El Real Madrid disputa la octava y penútlima jornada de la primera fase de la Champions League ante el Benfica en el estadio Da Luz, un territorio al que ha vuelto 12 años después de ganar la Décima Copa de Europa al Atlético, y cumple con los deberes al primer tiempo, ya que ahora mismo estaría clasificado de manera directa para jugar los octavos de final. El cuadro de Álvaro Arbeloa ha ido de menos a más durante la primera parte y, con un gol de Kylian Mbappé, se ha adelantado a la media hora, aunque los lusos han logrado la igualada poco después.
Tras 45 minutos de un partido muy vivo, con el Benfica jugando de manera muy intensa los primeros minutos, el Madrid ha sabido reaccionar a tiempo y, resistiendo primero, y siendo efectivo después, ha conseguido ponerse por delante, pero los locales no se han dado por vencidos y han conseguido equilibrar y, por el momento, sacar adelante un choque que necesitan ganar sí o sí si quieren continuar con vida en la máxima comeptición continental.
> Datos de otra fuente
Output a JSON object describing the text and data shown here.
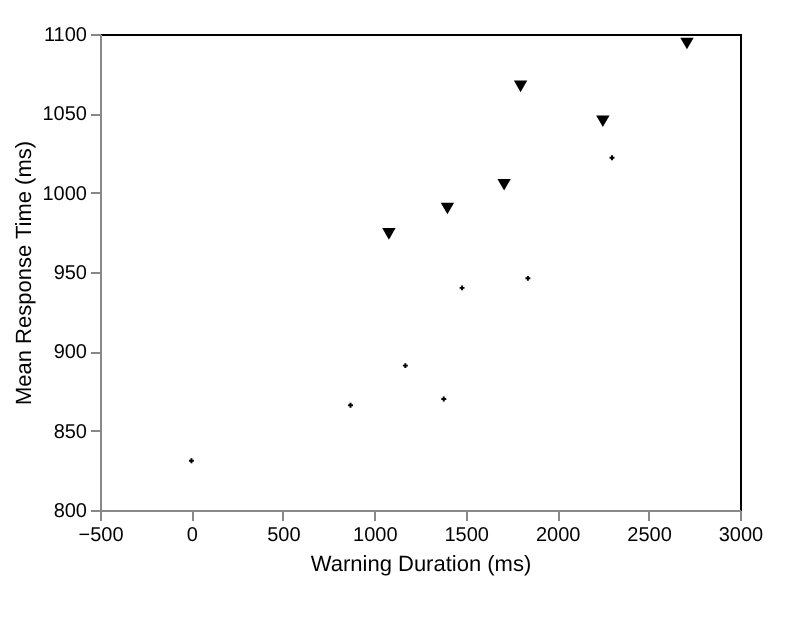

El Madrid ha tenido un inicio de partido errático, en parte por la agresividad del Benfica, que ha impuesto un ritmo físico muy alto e insostenible a largo plazo. No es de extrañar, pues, que, ante la falta de concentración de los blancos, vayan ganando. Claro que la fortuna también ha jugado su azar, con un más que discutible penalti de Aurelién Tchouameni sobre Nicolás Otamendi, al agarrar levemente el francés a su rival. El trencilla Marco Di Bello no se lo ha pensado dos veces y ha señalado de primeras la pena máxima, ante la que no ha podido hacer nada Thibaut Courtois.